Gus Raffi mendengus ketika dirinya bisa menyusul Gus Zidan. "Abang durhana! Ninggalian adiknya sendiri di dalam mobil!"

"Kamu udah gede ngapain saya nungguin kamu coba?" tanya Gus Zidan disela-sela jalannya.

"Sebagai abang yang baik seharusnya abang nungguin Raffi tahu!"

"Bocah," ledek Gus Zidan membuat Gus Raffi mengerucutkan bibirnya sebal.

"Tahu ah!"

"Sudah sampai Gus, ini tempat peristirahatan Njenengan selama kalian berada di tempat ini, kalo begitu kulo izin pamit karena masih banyak perkerjaan yang harus kulo kerjakan."

Gus Zidan tersenyum tulus lalu mengangguk. "Sukron yah kang udah mau ngaterin saya sampai sini."

"Iya Gus, sama-sama, as'salamualaikum warahmatullahi wabarakatu."

"Wa'alaikumsalam warahmatullahi wabarakatu."

Gus Zidan masuk kedalam diikuti oleh Gus Raffi dibelakang.

Gus Zidan membaringkan Ning Ma'wa yang tertidur diatas sofa.

"Njenengan jagain Ning Ma'wa sebentar, saya mau bantuin anak-anak hadroh buat turunin barang-barang didalam mobil."

Gus Raffi menggeleng dengan cepat.

"Enggak mau! Males pengen beli mobil!"

Gus Zidan berdecak kesal. "Abang kasih uang nih, yakin gak mau?" Pria berpakaian muslim coklat itu menunjukkan beberapa lembar uang didepan wajah Gus Raffi.

"Kalo gini mah Raffi juga mau lah bang!" Gus Raffi mengambil uang tersebut dengan cepat.

"Jagain Ning Ma'wa, kalo sampai njenengan gangguin Ning Ma'wa sampai nangis! Saya ambil lagi uangnya!"

Gus Raffi memberikan hormat pada Gus Zidan.

"Siap komandan!"

Gus Zidan pergi setelah meninggalkan kecupan dipipi tembeb Ning Ma'wa.

Suasana pesantren Al-wahab benar-benar sejuk seperti pesantren tempat dirinya tinggal. Ia menunduk sejenak menatap langkah kakinya.

Dari kejauhan Gus Zidan bisa melihat panggung yang begitu mewah buat acara nanti malam.

Pesantren Al-wahab mengundang Gus Rayhan dan seluruh anak santri untuk datang diacara Milad.

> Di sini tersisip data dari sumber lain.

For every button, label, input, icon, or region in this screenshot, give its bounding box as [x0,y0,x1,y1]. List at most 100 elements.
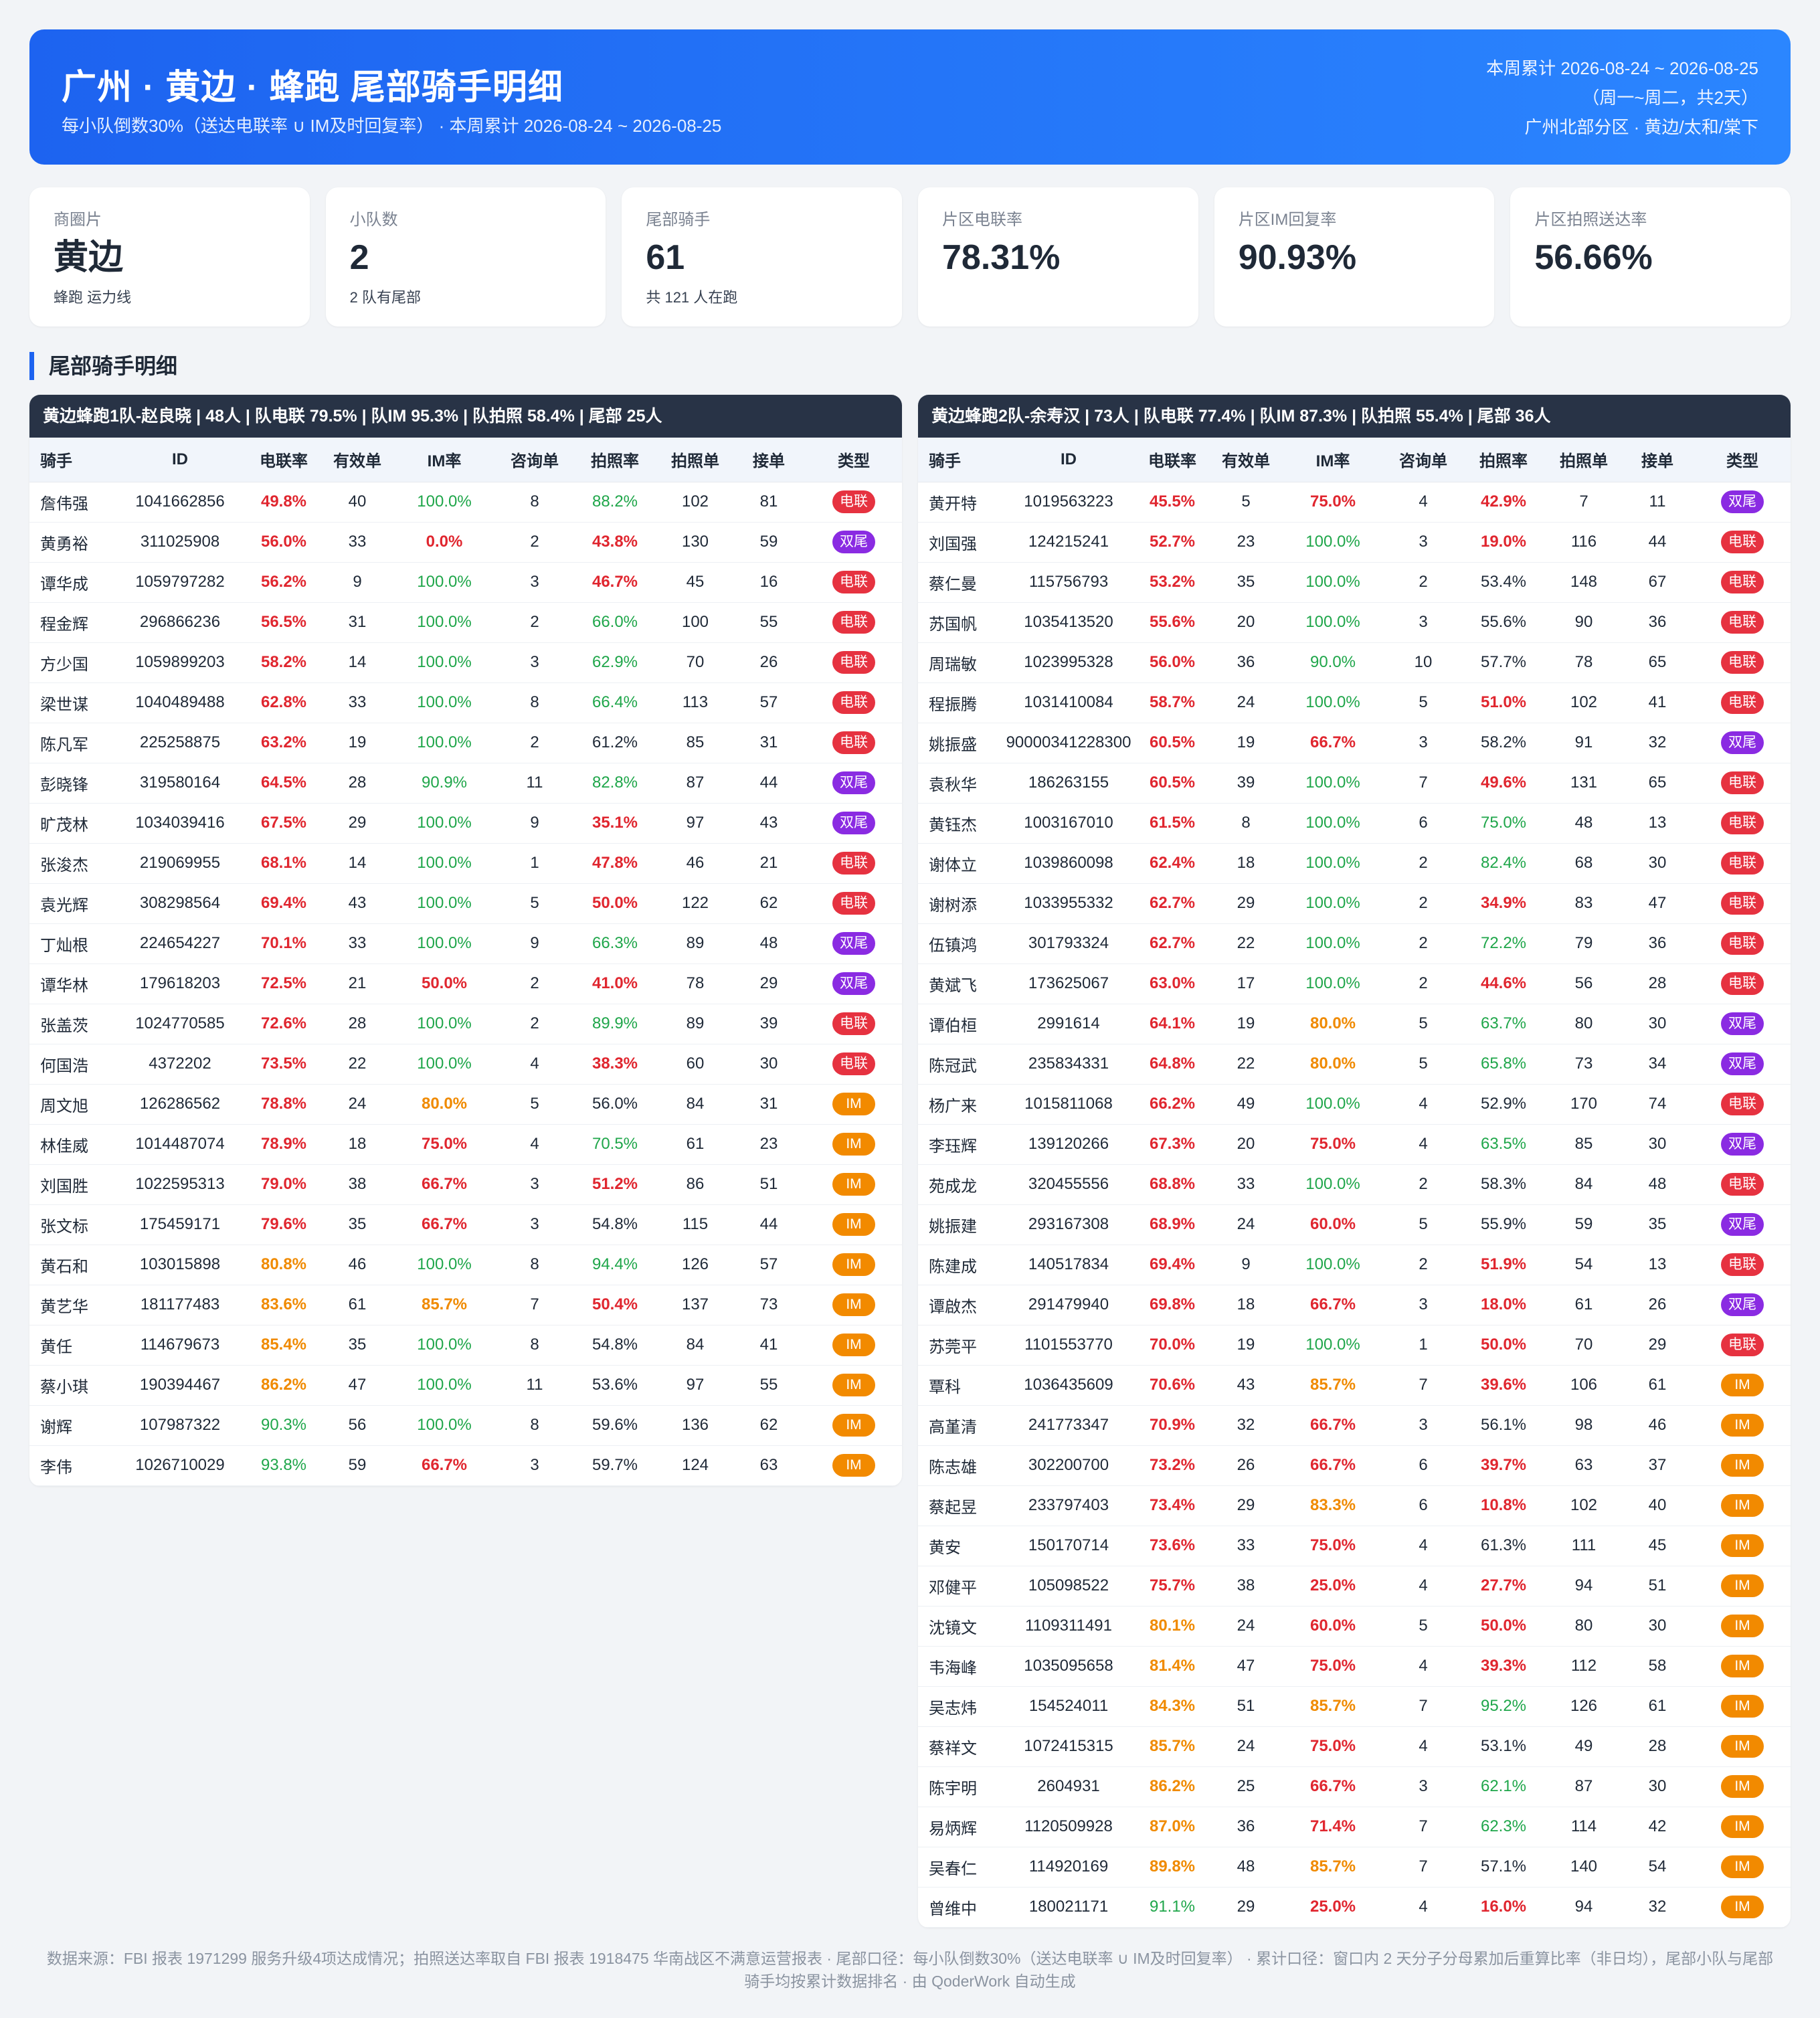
call-rate: 64.1% [1132,1004,1212,1044]
photo-orders: 85 [1547,1124,1621,1165]
rider-id: 1003167010 [1005,803,1132,844]
valid-orders: 59 [324,1445,391,1486]
inquiry-orders: 8 [498,1325,571,1366]
table-row: 何国浩 4372202 73.5% 22 100.0% 4 38.3% 60 30 电联 [29,1044,902,1085]
accepted-orders: 30 [1621,1124,1694,1165]
table-row: 陈凡军 225258875 63.2% 19 100.0% 2 61.2% 85 31 电联 [29,723,902,763]
photo-rate: 51.9% [1460,1245,1547,1285]
valid-orders: 36 [1212,642,1279,683]
column-header: ID [1005,438,1132,482]
rider-name: 苏国帆 [918,602,1005,643]
rider-id: 1031410084 [1005,682,1132,723]
type-badge: 电联 [1721,812,1764,834]
valid-orders: 19 [324,723,391,763]
inquiry-orders: 2 [1386,1164,1460,1205]
photo-rate: 88.2% [571,482,658,523]
rider-id: 107987322 [116,1405,244,1446]
type-badge: IM [832,1093,875,1115]
type-badge: 电联 [1721,531,1764,553]
im-rate: 66.7% [1279,1405,1386,1446]
rider-name: 蔡仁曼 [918,562,1005,603]
valid-orders: 51 [1212,1686,1279,1727]
type-badge: 电联 [1721,611,1764,634]
type-cell: IM [1694,1526,1791,1566]
type-cell: 双尾 [806,964,902,1004]
column-header: 骑手 [29,438,116,482]
table-row: 黄石和 103015898 80.8% 46 100.0% 8 94.4% 126 57 IM [29,1245,902,1285]
valid-orders: 19 [1212,1325,1279,1366]
rider-name: 张浚杰 [29,843,116,884]
table-row: 丁灿根 224654227 70.1% 33 100.0% 9 66.3% 89 48 双尾 [29,923,902,964]
inquiry-orders: 5 [498,1084,571,1125]
photo-rate: 62.9% [571,642,658,683]
column-header: 骑手 [918,438,1005,482]
column-header: 电联率 [1132,438,1212,482]
call-rate: 55.6% [1132,602,1212,643]
rider-name: 陈冠武 [918,1044,1005,1085]
rider-name: 程金辉 [29,602,116,643]
type-cell: 双尾 [1694,1124,1791,1165]
accepted-orders: 74 [1621,1084,1694,1125]
rider-name: 黄安 [918,1526,1005,1566]
call-rate: 62.4% [1132,843,1212,884]
accepted-orders: 28 [1621,964,1694,1004]
table-row: 谭华林 179618203 72.5% 21 50.0% 2 41.0% 78 29 双尾 [29,964,902,1004]
type-badge: 电联 [832,892,875,915]
rider-id: 224654227 [116,923,244,964]
valid-orders: 33 [324,923,391,964]
table-row: 姚振盛 90000341228300 60.5% 19 66.7% 3 58.2% 91 32 双… [918,723,1791,763]
accepted-orders: 34 [1621,1044,1694,1085]
photo-rate: 63.5% [1460,1124,1547,1165]
call-rate: 52.7% [1132,522,1212,563]
column-header: 拍照率 [1460,438,1547,482]
rider-name: 林佳威 [29,1124,116,1165]
rider-name: 丁灿根 [29,923,116,964]
type-badge: IM [1721,1855,1764,1878]
accepted-orders: 43 [732,803,806,844]
table-row: 苏国帆 1035413520 55.6% 20 100.0% 3 55.6% 90 36 电联 [918,602,1791,643]
type-badge: 电联 [1721,771,1764,794]
inquiry-orders: 4 [498,1124,571,1165]
type-cell: IM [1694,1445,1791,1486]
photo-rate: 39.7% [1460,1445,1547,1486]
rider-name: 谭华成 [29,562,116,603]
type-cell: IM [1694,1847,1791,1888]
table-row: 姚振建 293167308 68.9% 24 60.0% 5 55.9% 59 35 双尾 [918,1204,1791,1245]
type-badge: 电联 [832,571,875,593]
rider-name: 周文旭 [29,1084,116,1125]
card-value: 黄边 [54,238,124,277]
type-cell: 双尾 [806,522,902,563]
photo-rate: 95.2% [1460,1686,1547,1727]
accepted-orders: 57 [732,682,806,723]
rider-name: 李珏辉 [918,1124,1005,1165]
valid-orders: 40 [324,482,391,523]
rider-name: 易炳辉 [918,1807,1005,1847]
card-note: 共 121 人在跑 [646,289,738,306]
rider-name: 黄任 [29,1325,116,1366]
type-cell: 电联 [1694,1245,1791,1285]
im-rate: 75.0% [1279,1526,1386,1566]
accepted-orders: 29 [732,964,806,1004]
valid-orders: 33 [324,682,391,723]
column-header: 拍照单 [1547,438,1621,482]
type-badge: 电联 [1721,1253,1764,1276]
photo-rate: 34.9% [1460,883,1547,924]
rider-name: 伍镇鸿 [918,923,1005,964]
type-cell: IM [1694,1646,1791,1687]
type-badge: IM [1721,1574,1764,1597]
inquiry-orders: 5 [1386,1204,1460,1245]
call-rate: 69.4% [244,883,324,924]
table-row: 程金辉 296866236 56.5% 31 100.0% 2 66.0% 100 55 电联 [29,602,902,643]
rider-id: 233797403 [1005,1485,1132,1526]
call-rate: 85.4% [244,1325,324,1366]
valid-orders: 49 [1212,1084,1279,1125]
accepted-orders: 13 [1621,1245,1694,1285]
photo-orders: 113 [658,682,732,723]
im-rate: 75.0% [1279,1646,1386,1687]
type-badge: IM [1721,1414,1764,1437]
accepted-orders: 26 [1621,1285,1694,1325]
team-summary: 黄边蜂跑2队-余寿汉 | 73人 | 队电联 77.4% | 队IM 87.3%… [918,395,1791,438]
photo-orders: 84 [658,1325,732,1366]
type-badge: IM [1721,1454,1764,1477]
im-rate: 66.7% [391,1445,498,1486]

Tidak hanya itu juga, pesantren Al-Wahab meminta pada anak Hadroh untuk tampil di malam nanti.

"Bagus mana? Kenapa dia gak kelihatan?" tanya Gus Zidan membantu anak hadroh menurunkan beberapa alat hadroh. Para santri Al-wahab juga ikut membantu.

"Pergi kerumah Ndalem sama Gus Rayhan buat ketemu Kiayi Wahab."

Gus Zidan mengangguk mengerti.

"Biar saya bantu Gus."

"Enggak usah, saya bisa sendiri kok."

Gus Zidan mencegah seorang santri yang akan membantunya mengangkat peralatan hadroh.

"Tidak apa-apa Gus, alatnya berat biar saya ikut mengangkatnya."

"Baiklah."

*******

Gus Zidan menggulung setengah lengan bajunya sebatas siku siap untuk melakukan wudhu.

Setelah selesai membaca do'a sesudah wudhu, ia keluar dari toilet.

Di koridor masjid langkah kakinya perlahan berhenti ketika pandangan matanya tidak sengaja melihat seorang gadis yang sedang berlari-lari dibawah senja yang sebentar lagi akan menghilang.

Gadis itu tersenyum sangat indah membuat jantungnya berdesir hebat.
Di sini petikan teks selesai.